The course is also especially created to include all types of learners. For example, the group may read the materials, watch the video, and discuss the principles.

Patients also actively participate in the program, stresses Rice. "We use hands-on 'tools' such as log books, medication box, and relaxation tape that are especially designed to foster behavioral change," she says.

THE Course incorporates role play, as well.

"When we discuss taking an active role as a member of their health care team, we ask them to role-play asking their provider for clarification," she says. "The take-home assignment is to develop a list of questions and practice using them during their next visit to their provider."

In addition, the management program focuses on positive reinforcement. "We use verbal praise, we give buttons, we refer to their decreasing viral load - anything to remind them that their behavior is directly connected to staying healthy," Rice says.

She also encourages the other participants to support each other. "In some cases, they develop a buddy system to call one another as a medication reminder or to encourage each other to meet goals," she says.

Early results indicate success

So far, the approach seems to be working.
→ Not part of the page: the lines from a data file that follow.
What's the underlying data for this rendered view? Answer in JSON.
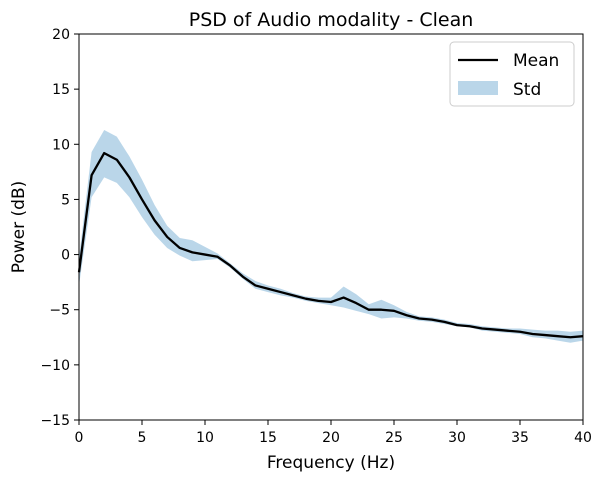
{
  "chart_data": {
    "type": "line",
    "title": "PSD of Audio modality - Clean",
    "xlabel": "Frequency (Hz)",
    "ylabel": "Power (dB)",
    "xlim": [
      0,
      40
    ],
    "ylim": [
      -15,
      20
    ],
    "xticks": [
      0,
      5,
      10,
      15,
      20,
      25,
      30,
      35,
      40
    ],
    "yticks": [
      -15,
      -10,
      -5,
      0,
      5,
      10,
      15,
      20
    ],
    "xtick_labels": [
      "0",
      "5",
      "10",
      "15",
      "20",
      "25",
      "30",
      "35",
      "40"
    ],
    "ytick_labels": [
      "−15",
      "−10",
      "−5",
      "0",
      "5",
      "10",
      "15",
      "20"
    ],
    "grid": false,
    "legend_position": "top-right",
    "series": [
      {
        "name": "Mean",
        "type": "line",
        "color": "#000000",
        "x": [
          0,
          1,
          2,
          3,
          4,
          5,
          6,
          7,
          8,
          9,
          10,
          11,
          12,
          13,
          14,
          15,
          16,
          17,
          18,
          19,
          20,
          21,
          22,
          23,
          24,
          25,
          26,
          27,
          28,
          29,
          30,
          31,
          32,
          33,
          34,
          35,
          36,
          37,
          38,
          39,
          40
        ],
        "y": [
          -1.6,
          7.2,
          9.2,
          8.6,
          7.0,
          5.0,
          3.1,
          1.6,
          0.6,
          0.2,
          0.0,
          -0.2,
          -1.0,
          -2.0,
          -2.8,
          -3.1,
          -3.4,
          -3.7,
          -4.0,
          -4.2,
          -4.3,
          -3.9,
          -4.4,
          -5.0,
          -5.0,
          -5.1,
          -5.5,
          -5.8,
          -5.9,
          -6.1,
          -6.4,
          -6.5,
          -6.7,
          -6.8,
          -6.9,
          -7.0,
          -7.2,
          -7.3,
          -7.4,
          -7.5,
          -7.4
        ]
      },
      {
        "name": "Std",
        "type": "band",
        "color": "#a9cce3",
        "x": [
          0,
          1,
          2,
          3,
          4,
          5,
          6,
          7,
          8,
          9,
          10,
          11,
          12,
          13,
          14,
          15,
          16,
          17,
          18,
          19,
          20,
          21,
          22,
          23,
          24,
          25,
          26,
          27,
          28,
          29,
          30,
          31,
          32,
          33,
          34,
          35,
          36,
          37,
          38,
          39,
          40
        ],
        "upper": [
          -0.3,
          9.3,
          11.3,
          10.7,
          8.9,
          6.8,
          4.5,
          2.6,
          1.5,
          1.3,
          0.7,
          0.1,
          -0.8,
          -1.7,
          -2.4,
          -2.8,
          -3.1,
          -3.5,
          -3.8,
          -3.9,
          -3.9,
          -2.9,
          -3.6,
          -4.5,
          -4.1,
          -4.6,
          -5.2,
          -5.6,
          -5.7,
          -5.9,
          -6.2,
          -6.3,
          -6.5,
          -6.6,
          -6.7,
          -6.7,
          -6.8,
          -6.9,
          -6.9,
          -7.0,
          -6.9
        ],
        "lower": [
          -2.8,
          5.2,
          7.0,
          6.5,
          5.2,
          3.4,
          1.8,
          0.6,
          -0.1,
          -0.6,
          -0.5,
          -0.4,
          -1.2,
          -2.2,
          -3.1,
          -3.4,
          -3.7,
          -3.9,
          -4.2,
          -4.4,
          -4.6,
          -4.8,
          -5.1,
          -5.4,
          -5.8,
          -5.7,
          -5.8,
          -6.0,
          -6.1,
          -6.3,
          -6.5,
          -6.6,
          -6.9,
          -7.0,
          -7.1,
          -7.2,
          -7.5,
          -7.6,
          -7.8,
          -8.0,
          -7.8
        ]
      }
    ]
  }
}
At the 1998 International AIDS conference in Geneva, which focused on medication adherence, Hardy discussed the preliminary results of the pilot study for the program.

"Patients reported a statistically significant improvement in their medication adherence through the six month follow-up period of the study," he says.

It was tested at 11 sites across the United States in five types of treatment settings: managed care organizations, private practices, public health clinics, AIDS service organizations, and hospitals, says Scott.

In addition to measuring adherence, the pilot study measured quality of life at pre-intervention, post-intervention, and three and six months. The study will continue to measure clinical, humanistic and economics indicators during six, nine, and 12-month follow-up, says Scott.

"We have also seen a statistical significant improvement in their knowledge, empowerment and coping skills," she says.

Rice adds that the very nature of THE Course will keep treatment costs down. "One of the major cost drivers in treating HIV/AIDS is managing opportunistic infections. So if patients better understand the early signs and symptoms, they can manage the condition rather than waiting too late and going to the emergency room," she says.